Sen. Mark Warner, D-Va., the ranking member of the Senate Intelligence Committee, says the United States and its allies are in a new Cold War with Russia that he calls a “shadow war” every bit as serious as the 20th-century struggle, but one using new indirect and amorphous tools and weapons.

America, Warner said Thursday, needs to bring this new war into the open and use all the new tools of technology to fight back hard.

“We are now engaged in a fight in the shadows and I’m not sure that’s a fight we’re currently winning,” he added.

Warner, whose committee is investigating Russian interference in the 2016 U.S. presidential election, said that the government has “done too little to respond to cyberattacks against us and our allies” and that America needs a new “deterrence doctrine so our adversaries don’t see such attacks against us as a free lunch.”

Too often, Warner said, the United States has responded quietly and on a “one-off” basis, and “that has not been enough to deter our adversaries.”

The United States needs to make it clear, Warner said, that “If you go about using cyberwarfare and disinformation against us we’re going to call you out and punch back.”

The senior senator from Virginia also criticized President Donald Trump’s lack of leadership in responding to Russian cyberattacks and information warfare and his refusal to impose new sanctions on Moscow that Congress approved overwhelmingly last year in response to election interference.

“We are handicapped by a lack of presidential leadership,” he said. “We need a president who recognizes this problem and does not see any discussion of Russian interference as a personal affront.”

Warner was speaking at the Carnegie Endowment for International Peace, which has started a new research and education program called Global Russia focused on Russia’s use of all the tools at its disposal to chip away at the liberal international order and to capitalize on the West’s inability to come up with a unified strategy to respond.

Warner echoed that theme, pointing out specific examples of how Russia has used the new tools of social media, disinformation and cyberwarfare to sew division and disruption in the United States and in our allies.

He cited Russian hackers promoting through social media and other means the racial divisions centered around the National Football League and black players kneeling during the national anthem, the divisions over guns in the wake of recent mass shootings, and even Russian bots active during the recent #ReleaseTheMemo controversy over a memorandum created by Republicans on the House Intelligence Committee that criticized the FBI and Department of Justice.

Warner said that Russian tactics can be divided into three areas — the targeting of election infrastructure, the hacking and subsequent weaponizing of information through selective leaks and full-on information warfare using social media.
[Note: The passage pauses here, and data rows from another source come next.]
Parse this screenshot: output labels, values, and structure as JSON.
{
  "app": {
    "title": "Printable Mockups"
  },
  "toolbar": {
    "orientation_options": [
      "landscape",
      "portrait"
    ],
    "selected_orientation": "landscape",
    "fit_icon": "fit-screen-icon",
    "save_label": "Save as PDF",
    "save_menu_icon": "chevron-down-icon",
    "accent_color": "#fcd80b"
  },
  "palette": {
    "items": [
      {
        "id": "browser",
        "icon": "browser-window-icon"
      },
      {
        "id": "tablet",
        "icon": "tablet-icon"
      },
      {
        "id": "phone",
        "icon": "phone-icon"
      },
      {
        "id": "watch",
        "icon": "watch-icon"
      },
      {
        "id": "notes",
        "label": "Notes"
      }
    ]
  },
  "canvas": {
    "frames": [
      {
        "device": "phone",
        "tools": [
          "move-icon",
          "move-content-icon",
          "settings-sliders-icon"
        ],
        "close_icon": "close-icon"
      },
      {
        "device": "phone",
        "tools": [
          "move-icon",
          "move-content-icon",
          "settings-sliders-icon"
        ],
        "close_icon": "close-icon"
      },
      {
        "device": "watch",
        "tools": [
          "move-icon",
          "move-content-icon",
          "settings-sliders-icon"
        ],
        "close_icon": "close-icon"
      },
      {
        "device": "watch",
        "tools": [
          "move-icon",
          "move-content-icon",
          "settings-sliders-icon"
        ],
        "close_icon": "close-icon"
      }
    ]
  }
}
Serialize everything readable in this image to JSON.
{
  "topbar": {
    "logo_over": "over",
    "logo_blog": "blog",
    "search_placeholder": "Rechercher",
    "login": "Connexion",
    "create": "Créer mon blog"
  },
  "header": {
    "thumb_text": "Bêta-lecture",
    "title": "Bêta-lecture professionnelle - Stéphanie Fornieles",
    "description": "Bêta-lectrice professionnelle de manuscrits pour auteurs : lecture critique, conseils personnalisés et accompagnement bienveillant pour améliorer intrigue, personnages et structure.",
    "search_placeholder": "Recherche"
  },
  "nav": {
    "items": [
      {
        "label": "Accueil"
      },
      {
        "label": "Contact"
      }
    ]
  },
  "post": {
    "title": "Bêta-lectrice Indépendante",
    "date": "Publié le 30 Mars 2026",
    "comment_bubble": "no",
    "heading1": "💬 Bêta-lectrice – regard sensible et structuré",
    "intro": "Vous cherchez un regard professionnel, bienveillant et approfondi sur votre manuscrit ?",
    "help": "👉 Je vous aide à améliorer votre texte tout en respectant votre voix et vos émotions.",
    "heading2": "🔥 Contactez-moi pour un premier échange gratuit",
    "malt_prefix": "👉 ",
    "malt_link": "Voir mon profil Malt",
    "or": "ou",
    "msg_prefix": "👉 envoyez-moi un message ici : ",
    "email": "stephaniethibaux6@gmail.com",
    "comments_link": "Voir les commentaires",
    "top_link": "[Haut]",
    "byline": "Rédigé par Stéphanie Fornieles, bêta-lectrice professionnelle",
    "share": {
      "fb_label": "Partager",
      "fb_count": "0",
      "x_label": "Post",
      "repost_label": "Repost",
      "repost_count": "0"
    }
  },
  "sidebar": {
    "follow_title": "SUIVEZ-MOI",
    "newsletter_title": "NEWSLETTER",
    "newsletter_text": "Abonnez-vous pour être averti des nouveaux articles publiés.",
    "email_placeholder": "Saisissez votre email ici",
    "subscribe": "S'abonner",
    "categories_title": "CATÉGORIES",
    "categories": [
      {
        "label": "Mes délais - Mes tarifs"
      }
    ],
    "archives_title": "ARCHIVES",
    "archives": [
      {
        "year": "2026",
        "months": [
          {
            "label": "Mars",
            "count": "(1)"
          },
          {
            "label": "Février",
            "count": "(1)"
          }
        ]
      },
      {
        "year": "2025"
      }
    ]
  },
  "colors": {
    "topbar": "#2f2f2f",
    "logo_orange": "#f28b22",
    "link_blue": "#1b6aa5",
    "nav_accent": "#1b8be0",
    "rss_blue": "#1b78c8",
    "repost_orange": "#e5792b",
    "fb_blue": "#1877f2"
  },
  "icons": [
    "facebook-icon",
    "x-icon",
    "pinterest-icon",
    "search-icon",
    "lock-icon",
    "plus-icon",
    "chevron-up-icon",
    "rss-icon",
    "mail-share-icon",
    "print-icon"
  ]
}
And all of it is designed “to perpetuate a state of chaos and instability” in the West that undermines people’s faith in democratic government, he said.
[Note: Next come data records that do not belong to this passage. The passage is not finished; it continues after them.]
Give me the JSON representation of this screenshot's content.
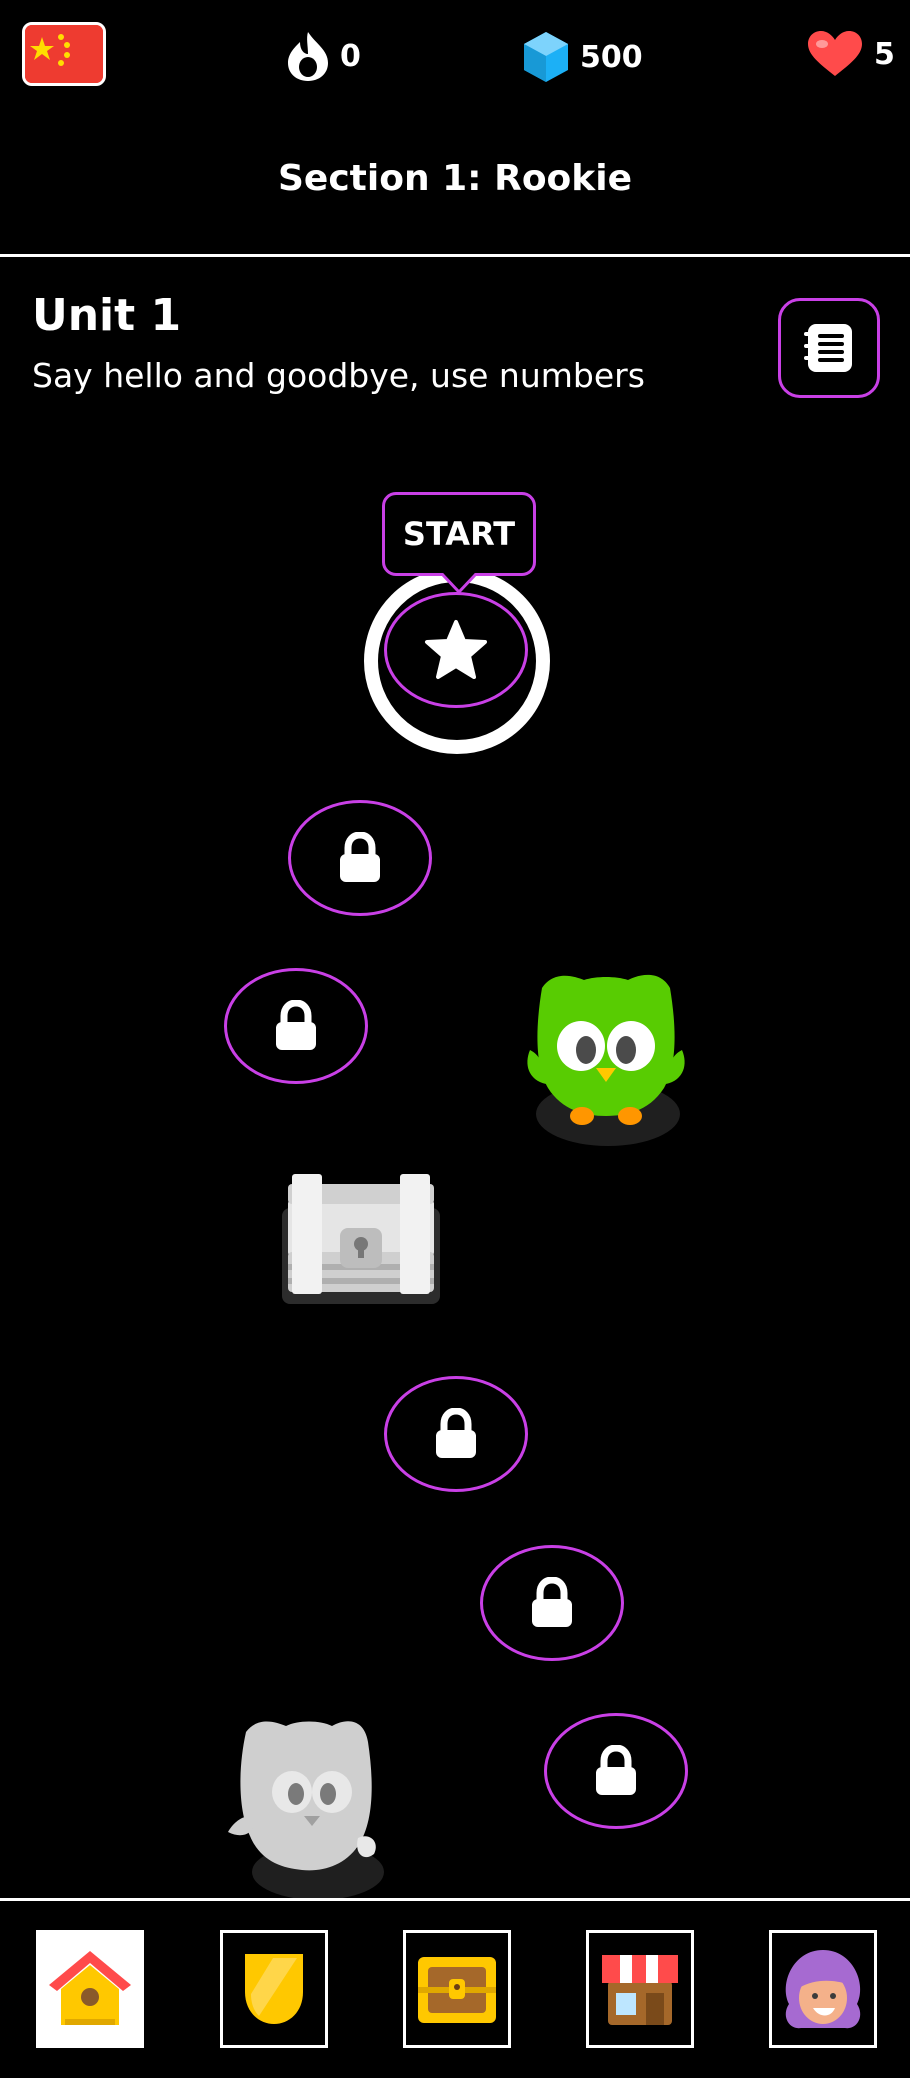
{
  "header": {
    "flag_icon": "china-flag-icon",
    "streak": {
      "icon": "flame-icon",
      "value": "0"
    },
    "gems": {
      "icon": "gem-icon",
      "value": "500"
    },
    "hearts": {
      "icon": "heart-icon",
      "value": "5"
    },
    "section_title": "Section 1: Rookie"
  },
  "unit": {
    "title": "Unit 1",
    "subtitle": "Say hello and goodbye, use numbers",
    "guide_icon": "guidebook-icon"
  },
  "path": {
    "start_label": "START",
    "current_node_icon": "star-icon",
    "locked_icon": "lock-icon",
    "chest_icon": "treasure-chest-icon",
    "mascot_icon": "owl-mascot-icon",
    "mascot_gray_icon": "owl-mascot-gray-icon"
  },
  "tabs": [
    {
      "name": "home",
      "icon": "home-icon"
    },
    {
      "name": "leagues",
      "icon": "shield-icon"
    },
    {
      "name": "quests",
      "icon": "chest-icon"
    },
    {
      "name": "shop",
      "icon": "shop-icon"
    },
    {
      "name": "profile",
      "icon": "avatar-icon"
    }
  ],
  "colors": {
    "accent": "#c940e6",
    "background": "#000000",
    "gem": "#1cb0f6",
    "heart": "#ff4b4b",
    "owl": "#58cc02"
  }
}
Warner said that the United States is spending too much on the expensive weapons of the 20th century and not enough on the the new and far cheaper weapons of cyberspace and disinformation.
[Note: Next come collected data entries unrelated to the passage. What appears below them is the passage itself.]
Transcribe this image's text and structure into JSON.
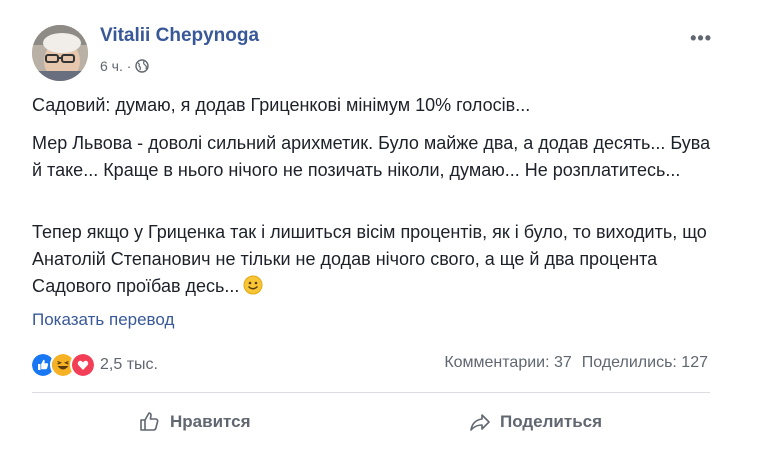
{
  "post": {
    "author": "Vitalii Chepynoga",
    "time": "6 ч. ·",
    "paragraphs": [
      "Садовий: думаю, я додав Гриценкові мінімум 10% голосів...",
      "Мер Львова - доволі сильний арихметик. Було майже два, а додав десять... Бува й таке... Краще в нього нічого не позичать ніколи, думаю... Не розплатитесь...",
      "Тепер якщо у Гриценка так і лишиться вісім процентів, як і було, то виходить, що Анатолій Степанович не тільки не додав нічого свого, а ще й два процента Садового проїбав десь..."
    ],
    "translate_link": "Показать перевод",
    "reactions_count": "2,5 тыс.",
    "comments": "Комментарии: 37",
    "shares": "Поделились: 127"
  },
  "actions": {
    "like": "Нравится",
    "share": "Поделиться"
  },
  "colors": {
    "link": "#385898",
    "secondary": "#606770",
    "like_blue": "#1877f2",
    "haha_yellow": "#f7b125",
    "love_red": "#f33e58"
  }
}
Russian spent $68 billion last year on defense, Warner pointed out. “We spend 10 times that much.” The country is often spending too much, he said, on weapons well suited for a 20th-century conflict, in land, sea and air. But “we have not shifted near enough resources to take on the 21st-century conflicts where the battle will take place in cyberspace and in disinformation.”

The United States needs a whole of government, even a whole of society, approach to combat this new kind of indirect warfare, Warner said, expressing repeated frustration that the country is ill-prepared and not responding fast enough.

He said that U.S. elections are vulnerable in an era when “a presidential election can be swung by a few thousand votes in a single jurisdiction, in a single state.” And the Russians, he added, have an “ability to target that that is remarkable.”

“We are not prepared, across the nation, even for the 2018 election cycle which begins literally in a few days” in the midterm primaries, he said. America, he added, has to “shine a light on this shadow conflict; we have to get our heads together on this or we’ll keep shooting blindly into the shadows.”